Key Questions for Leveson 1: What next for self-regulation?


Having identified the key questions for the Leveson Inquiry, I shiuld have a go at answering them myself.

The first concerned the future of self-regulation.

The print media is exclusively privately-owned in the UK. Why would a privately-run industry want to be seen to regulate itself when it comes to matters of ethics? This might be because the industry wishes to present itself as credible and trustworthy. In the case of the news media, this amounts to having a reputation for reporting accurately and truthfully on matters of significance.

But is there a strong motivation for the news media to appear to be credible and trustworthy in this way? On the face of it, it makes sense to suppose that there is, because why would anybody buy a newspaper which had demonstrated that it has no credibility and cannot be trusted? But this is to assume the ‘ideal’ reader, and all the evidence seems to show that people will buy a newspaper in large numbers even though that newspaper makes little serious claim to be credible or trustworthy, or to report accurately on matters of significance.

So why would the industry want to be seen to be self-regulating in a thorough and efficient way? The answer is, of course, that self-regulation has always been seen as the price the industry pays for keeping statutory regulation off its back.

The Press Complaints Commission is the latest version of self-regulation the industry thinks it can get away with. The Seventh Report of the House of Commons Culture, Media and Sport Committee, considering what it then knew about the phone-hacking scandal involving the News of the World in 2007, concluded: “We do not believe that there is a case for a statutory regulator for the press, which would represent a very dangerous interference with the freedom of the press. We continue to believe that statutory regulation of the press is a hallmark of authoritarianism and risks undermining democracy.
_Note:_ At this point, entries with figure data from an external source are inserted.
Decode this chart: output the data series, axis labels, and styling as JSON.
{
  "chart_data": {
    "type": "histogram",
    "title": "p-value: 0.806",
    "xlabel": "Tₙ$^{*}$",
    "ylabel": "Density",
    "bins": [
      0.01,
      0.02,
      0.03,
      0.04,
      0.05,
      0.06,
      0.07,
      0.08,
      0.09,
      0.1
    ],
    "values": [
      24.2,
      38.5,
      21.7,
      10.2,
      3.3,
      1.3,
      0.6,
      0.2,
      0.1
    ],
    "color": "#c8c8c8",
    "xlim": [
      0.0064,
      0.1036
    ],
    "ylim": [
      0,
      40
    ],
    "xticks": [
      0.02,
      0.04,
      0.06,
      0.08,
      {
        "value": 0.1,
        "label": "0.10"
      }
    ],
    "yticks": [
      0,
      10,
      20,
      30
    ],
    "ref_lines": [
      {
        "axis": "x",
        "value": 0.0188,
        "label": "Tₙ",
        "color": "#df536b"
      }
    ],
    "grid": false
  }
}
We recommend that self-regulation should be retained for the press, while recognising that it must be seen to be effective if calls for statutory intervention are to be resisted.”

This is just another statement of the ‘last-chance saloon’ commentators have said the newspaper industry in the UK has been drinking in when it comes to regulation. That saloon seems to have very late drinking hours. Will Leveson call time? It seems unlikely, but unless the threat of statutory regulation becomes credible, then self-regulation by the newspaper industry will remain weak and inadequate.

My guess would be that we might get something like a halfway solution, in between self-regulation and a statutory legal body – a body without statutory power but completely independent of the newspaper industry, and, importantly, with greater powers to enforce a more effective code of ethical conduct: most importantly with the power to impose fines. Whether such a hybrid monster can be effectively created is a question we may have to face by the end of the enquiry.

At the moment, though, what we are witnessing is a distorted and degraded public sphere being fought over by a newspaper industry which has clearly lost its moral compass if indeed it ever possessed one, an army of celebrities who are taking the opportunity to take revenge, a few genuine victims of press intrusion, and a government which would probably prefer not to get involved and doesn’t want to take the industry on. This is being witnessed by a public who are disgusted by newspaper practices but are only too happy to buy the newspapers that print the kind of stories that have led us to this sorry spectacle.